España y Portugal deben trabajar para avanzar hasta consolidarse como un único espacio logístico ibérico. Así lo puso de manifiesto el secretario general de UNO, Francisco Aranda, en el encuentro empresarial realizado entre España y Portugal en la sede de la CEOE con motivo de la visita del presidente de Portugal a España.
UNO, que representó al sector de la logístico en este encuentro, puso de manifiesto que las relaciones económicas entre España y Portugal son especialmente estrechas y debemos sacar de ellas el máximo rendimiento logístico a nivel internacional.
Ambos países conforman un verdadero mercado ibérico, donde el flujo de intercambios comerciales y de inversiones es continuo, impulsado además por el gran número de empresas (2.200 españolas y 400 portuguesas) con presencia en ambos países.
Más de 500 millones de toneladas entran por los puertos Ibéricos hacia la Unión Europea.

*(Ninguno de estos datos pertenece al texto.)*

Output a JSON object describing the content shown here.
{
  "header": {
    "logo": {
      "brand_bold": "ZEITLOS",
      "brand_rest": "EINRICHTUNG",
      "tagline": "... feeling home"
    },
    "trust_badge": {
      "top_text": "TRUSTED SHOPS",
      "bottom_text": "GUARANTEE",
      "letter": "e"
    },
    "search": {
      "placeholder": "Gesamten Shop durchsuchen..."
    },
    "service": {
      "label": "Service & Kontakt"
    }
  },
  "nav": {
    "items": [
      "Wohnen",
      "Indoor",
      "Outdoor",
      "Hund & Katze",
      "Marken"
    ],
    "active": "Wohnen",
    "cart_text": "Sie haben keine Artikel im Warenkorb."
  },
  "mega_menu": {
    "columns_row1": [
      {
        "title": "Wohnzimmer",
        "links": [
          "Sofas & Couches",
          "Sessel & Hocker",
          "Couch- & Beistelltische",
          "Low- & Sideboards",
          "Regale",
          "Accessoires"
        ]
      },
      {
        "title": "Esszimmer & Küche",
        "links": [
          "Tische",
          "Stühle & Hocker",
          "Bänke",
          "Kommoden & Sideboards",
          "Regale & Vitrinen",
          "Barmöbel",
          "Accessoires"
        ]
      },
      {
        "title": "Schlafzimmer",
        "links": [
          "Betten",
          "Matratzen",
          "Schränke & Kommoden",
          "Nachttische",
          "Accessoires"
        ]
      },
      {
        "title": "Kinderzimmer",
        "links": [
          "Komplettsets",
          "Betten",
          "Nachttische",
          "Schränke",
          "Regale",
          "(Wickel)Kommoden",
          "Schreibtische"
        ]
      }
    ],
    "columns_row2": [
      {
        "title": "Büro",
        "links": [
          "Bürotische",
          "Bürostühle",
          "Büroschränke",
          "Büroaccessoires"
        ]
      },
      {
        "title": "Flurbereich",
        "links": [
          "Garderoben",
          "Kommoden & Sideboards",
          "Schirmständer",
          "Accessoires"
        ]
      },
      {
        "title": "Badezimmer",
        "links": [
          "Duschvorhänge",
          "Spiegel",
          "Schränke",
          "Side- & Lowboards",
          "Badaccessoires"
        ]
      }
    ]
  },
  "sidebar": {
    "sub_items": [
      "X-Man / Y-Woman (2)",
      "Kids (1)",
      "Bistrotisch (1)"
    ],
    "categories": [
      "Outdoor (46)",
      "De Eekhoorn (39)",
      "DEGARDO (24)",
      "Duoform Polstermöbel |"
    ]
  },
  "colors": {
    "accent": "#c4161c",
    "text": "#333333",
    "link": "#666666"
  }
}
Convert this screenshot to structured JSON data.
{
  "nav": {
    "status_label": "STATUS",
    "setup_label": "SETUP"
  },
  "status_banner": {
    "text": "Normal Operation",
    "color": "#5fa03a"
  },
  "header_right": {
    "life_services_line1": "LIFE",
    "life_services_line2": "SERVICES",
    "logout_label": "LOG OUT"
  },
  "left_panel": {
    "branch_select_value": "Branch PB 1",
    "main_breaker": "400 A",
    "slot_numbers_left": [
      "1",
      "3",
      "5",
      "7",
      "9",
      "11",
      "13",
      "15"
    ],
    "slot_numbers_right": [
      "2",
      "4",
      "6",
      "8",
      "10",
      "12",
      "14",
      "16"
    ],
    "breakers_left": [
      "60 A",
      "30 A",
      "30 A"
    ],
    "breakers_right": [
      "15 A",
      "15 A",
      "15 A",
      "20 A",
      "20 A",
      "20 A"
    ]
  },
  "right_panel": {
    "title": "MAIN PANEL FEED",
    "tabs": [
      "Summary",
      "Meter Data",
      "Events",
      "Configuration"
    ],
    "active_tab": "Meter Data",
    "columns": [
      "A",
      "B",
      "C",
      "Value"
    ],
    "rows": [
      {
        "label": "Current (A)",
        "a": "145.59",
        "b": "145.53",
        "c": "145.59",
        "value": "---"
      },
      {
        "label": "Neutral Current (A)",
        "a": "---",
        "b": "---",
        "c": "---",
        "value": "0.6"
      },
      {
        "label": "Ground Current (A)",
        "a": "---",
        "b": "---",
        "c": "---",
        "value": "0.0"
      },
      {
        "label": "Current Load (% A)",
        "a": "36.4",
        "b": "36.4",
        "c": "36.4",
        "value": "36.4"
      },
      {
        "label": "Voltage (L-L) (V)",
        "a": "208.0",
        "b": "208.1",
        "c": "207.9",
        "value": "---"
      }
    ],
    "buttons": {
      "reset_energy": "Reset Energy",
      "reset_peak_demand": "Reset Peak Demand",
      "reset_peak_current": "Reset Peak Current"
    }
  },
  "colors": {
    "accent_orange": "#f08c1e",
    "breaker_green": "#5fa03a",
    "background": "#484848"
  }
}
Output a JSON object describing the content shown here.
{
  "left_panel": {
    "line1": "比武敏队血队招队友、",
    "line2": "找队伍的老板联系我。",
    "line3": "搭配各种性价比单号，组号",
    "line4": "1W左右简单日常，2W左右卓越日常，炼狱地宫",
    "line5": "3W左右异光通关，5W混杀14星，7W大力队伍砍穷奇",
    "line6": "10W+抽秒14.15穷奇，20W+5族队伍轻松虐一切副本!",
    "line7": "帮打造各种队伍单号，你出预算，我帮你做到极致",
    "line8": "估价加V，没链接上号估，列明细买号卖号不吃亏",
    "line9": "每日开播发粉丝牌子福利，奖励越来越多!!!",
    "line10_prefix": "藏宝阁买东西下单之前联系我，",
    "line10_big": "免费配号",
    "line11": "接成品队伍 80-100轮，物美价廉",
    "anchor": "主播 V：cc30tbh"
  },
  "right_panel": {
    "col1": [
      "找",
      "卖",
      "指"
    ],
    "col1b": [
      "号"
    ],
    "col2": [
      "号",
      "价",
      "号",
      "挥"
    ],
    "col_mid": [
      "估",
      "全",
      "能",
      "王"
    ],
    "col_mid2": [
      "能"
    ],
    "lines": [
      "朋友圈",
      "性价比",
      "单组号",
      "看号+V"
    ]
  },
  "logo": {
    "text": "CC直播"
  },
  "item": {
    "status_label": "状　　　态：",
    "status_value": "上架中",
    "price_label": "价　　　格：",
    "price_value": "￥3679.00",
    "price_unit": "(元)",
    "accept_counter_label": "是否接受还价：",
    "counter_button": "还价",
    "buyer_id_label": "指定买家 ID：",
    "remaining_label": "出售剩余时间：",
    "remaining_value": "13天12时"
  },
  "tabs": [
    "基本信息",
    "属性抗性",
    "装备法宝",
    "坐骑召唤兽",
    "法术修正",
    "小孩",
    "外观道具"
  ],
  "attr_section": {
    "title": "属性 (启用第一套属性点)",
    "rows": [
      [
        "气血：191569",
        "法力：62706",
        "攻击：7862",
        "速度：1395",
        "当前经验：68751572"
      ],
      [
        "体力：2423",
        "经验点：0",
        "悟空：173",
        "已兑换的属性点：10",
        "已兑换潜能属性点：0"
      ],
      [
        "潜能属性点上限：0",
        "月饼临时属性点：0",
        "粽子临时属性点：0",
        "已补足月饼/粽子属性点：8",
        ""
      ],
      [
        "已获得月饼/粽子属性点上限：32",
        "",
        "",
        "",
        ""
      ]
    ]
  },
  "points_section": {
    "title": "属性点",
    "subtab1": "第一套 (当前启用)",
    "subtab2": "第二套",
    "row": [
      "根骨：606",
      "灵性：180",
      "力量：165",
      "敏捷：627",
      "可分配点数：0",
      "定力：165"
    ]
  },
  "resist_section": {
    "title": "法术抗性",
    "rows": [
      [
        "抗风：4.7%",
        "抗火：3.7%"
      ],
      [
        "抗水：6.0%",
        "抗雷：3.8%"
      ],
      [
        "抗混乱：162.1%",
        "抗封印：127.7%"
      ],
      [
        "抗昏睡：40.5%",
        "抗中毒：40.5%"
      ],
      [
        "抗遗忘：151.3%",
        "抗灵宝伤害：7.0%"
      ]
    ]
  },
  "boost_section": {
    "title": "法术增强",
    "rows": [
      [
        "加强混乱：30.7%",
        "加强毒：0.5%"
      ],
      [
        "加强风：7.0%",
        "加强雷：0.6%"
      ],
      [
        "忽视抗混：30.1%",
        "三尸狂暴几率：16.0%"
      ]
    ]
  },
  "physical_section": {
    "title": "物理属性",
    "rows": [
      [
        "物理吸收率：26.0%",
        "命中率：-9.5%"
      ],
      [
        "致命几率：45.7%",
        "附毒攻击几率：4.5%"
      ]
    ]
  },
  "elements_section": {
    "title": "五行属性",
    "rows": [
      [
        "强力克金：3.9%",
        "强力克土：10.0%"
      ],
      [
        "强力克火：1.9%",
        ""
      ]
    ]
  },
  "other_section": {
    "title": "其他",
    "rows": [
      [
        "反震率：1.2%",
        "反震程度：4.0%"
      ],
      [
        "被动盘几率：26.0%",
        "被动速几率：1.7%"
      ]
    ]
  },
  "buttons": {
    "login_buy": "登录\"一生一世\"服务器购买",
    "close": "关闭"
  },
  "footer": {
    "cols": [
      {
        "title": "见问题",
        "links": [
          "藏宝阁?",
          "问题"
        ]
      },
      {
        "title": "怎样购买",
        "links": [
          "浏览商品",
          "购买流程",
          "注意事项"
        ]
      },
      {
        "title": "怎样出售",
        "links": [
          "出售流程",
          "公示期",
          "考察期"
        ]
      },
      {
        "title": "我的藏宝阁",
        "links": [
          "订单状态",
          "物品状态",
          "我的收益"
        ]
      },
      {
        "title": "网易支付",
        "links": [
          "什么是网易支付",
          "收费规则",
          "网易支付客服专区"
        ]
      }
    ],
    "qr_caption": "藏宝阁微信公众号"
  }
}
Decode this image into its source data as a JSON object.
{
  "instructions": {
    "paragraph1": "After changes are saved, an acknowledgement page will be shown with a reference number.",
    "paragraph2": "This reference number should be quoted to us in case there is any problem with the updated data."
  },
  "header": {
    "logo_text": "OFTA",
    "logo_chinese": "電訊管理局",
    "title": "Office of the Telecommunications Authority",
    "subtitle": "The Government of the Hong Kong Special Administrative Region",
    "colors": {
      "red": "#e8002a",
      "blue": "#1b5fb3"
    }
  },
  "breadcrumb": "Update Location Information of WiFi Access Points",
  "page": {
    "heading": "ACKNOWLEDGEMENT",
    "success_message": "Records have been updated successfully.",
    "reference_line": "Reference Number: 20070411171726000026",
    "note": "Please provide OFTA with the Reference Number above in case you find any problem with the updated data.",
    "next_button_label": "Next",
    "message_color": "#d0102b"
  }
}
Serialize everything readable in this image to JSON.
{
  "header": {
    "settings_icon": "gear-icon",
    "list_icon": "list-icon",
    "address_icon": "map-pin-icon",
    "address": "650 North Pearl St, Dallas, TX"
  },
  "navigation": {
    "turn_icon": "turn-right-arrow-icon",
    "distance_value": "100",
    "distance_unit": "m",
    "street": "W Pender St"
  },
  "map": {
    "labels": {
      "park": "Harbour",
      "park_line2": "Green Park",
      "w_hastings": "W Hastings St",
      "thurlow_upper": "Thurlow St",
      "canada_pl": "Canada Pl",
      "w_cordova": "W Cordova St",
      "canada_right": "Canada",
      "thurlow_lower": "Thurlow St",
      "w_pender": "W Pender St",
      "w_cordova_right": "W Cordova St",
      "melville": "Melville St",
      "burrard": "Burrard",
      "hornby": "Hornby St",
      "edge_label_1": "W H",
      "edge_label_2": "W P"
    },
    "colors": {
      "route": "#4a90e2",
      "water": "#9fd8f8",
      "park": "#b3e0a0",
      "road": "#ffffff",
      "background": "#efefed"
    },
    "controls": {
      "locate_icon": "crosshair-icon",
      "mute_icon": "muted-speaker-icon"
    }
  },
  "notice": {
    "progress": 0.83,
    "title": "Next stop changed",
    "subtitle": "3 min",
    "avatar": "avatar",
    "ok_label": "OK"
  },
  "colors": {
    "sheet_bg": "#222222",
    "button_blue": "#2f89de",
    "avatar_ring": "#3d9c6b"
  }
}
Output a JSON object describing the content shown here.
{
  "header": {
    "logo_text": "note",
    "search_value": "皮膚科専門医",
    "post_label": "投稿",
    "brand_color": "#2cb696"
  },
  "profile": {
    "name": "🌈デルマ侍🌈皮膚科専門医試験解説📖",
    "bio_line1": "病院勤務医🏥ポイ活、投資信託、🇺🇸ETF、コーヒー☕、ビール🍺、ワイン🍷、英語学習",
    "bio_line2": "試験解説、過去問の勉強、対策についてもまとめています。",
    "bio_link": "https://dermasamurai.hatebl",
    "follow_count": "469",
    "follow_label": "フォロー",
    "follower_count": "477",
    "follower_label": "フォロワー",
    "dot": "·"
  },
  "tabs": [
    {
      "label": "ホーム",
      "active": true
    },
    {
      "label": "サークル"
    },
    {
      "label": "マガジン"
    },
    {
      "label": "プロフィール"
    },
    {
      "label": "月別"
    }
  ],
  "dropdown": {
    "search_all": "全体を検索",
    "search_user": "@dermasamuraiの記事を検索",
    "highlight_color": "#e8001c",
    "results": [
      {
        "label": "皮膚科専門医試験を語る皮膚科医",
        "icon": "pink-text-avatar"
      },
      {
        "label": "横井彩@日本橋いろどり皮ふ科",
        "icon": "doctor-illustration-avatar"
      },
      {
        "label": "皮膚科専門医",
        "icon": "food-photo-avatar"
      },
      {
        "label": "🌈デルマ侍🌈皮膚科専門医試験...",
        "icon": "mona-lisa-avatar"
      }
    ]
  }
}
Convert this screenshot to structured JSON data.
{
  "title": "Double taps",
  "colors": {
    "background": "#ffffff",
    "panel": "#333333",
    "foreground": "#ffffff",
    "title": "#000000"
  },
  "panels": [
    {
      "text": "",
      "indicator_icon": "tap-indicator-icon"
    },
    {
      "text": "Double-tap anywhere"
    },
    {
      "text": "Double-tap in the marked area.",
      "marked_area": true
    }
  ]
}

Por eso, UNO puso en valor que desde el punto de vista logístico, es importante establecer una estrategia de coordinación entre España y Portugal para que la Península el hub logístico de Europa para sus tráficos hacia América y África y de Asia en sus tráficos hacia América y África.
El comercio bilateral entre España y Portugal ha aumentado de forma constante en las últimas décadas, alcanzando un máximo histórico de 31.800 millones de euros en 2017. El año pasado, las exportaciones españolas a Portugal superaron los 19.800 millones de euros y las importaciones españolas provenientes de Portugal superaron los 11.000 millones.
«Tenemos que salir a los mercados internacionales a vender la Península Ibérica como hub internacional», Francisco Aranda
«Portugal se configura como el cuarto destino de nuestras exportaciones y nuestro octavo mayor proveedor. Para Portugal, España es el primer cliente y el primer proveedor mundial. Casi un tercio de los productos que compra Portugal proceden de España y un cuarto de los productos que vende Portugal se dirigen a nuestro país», destacó el secretario general de UNO.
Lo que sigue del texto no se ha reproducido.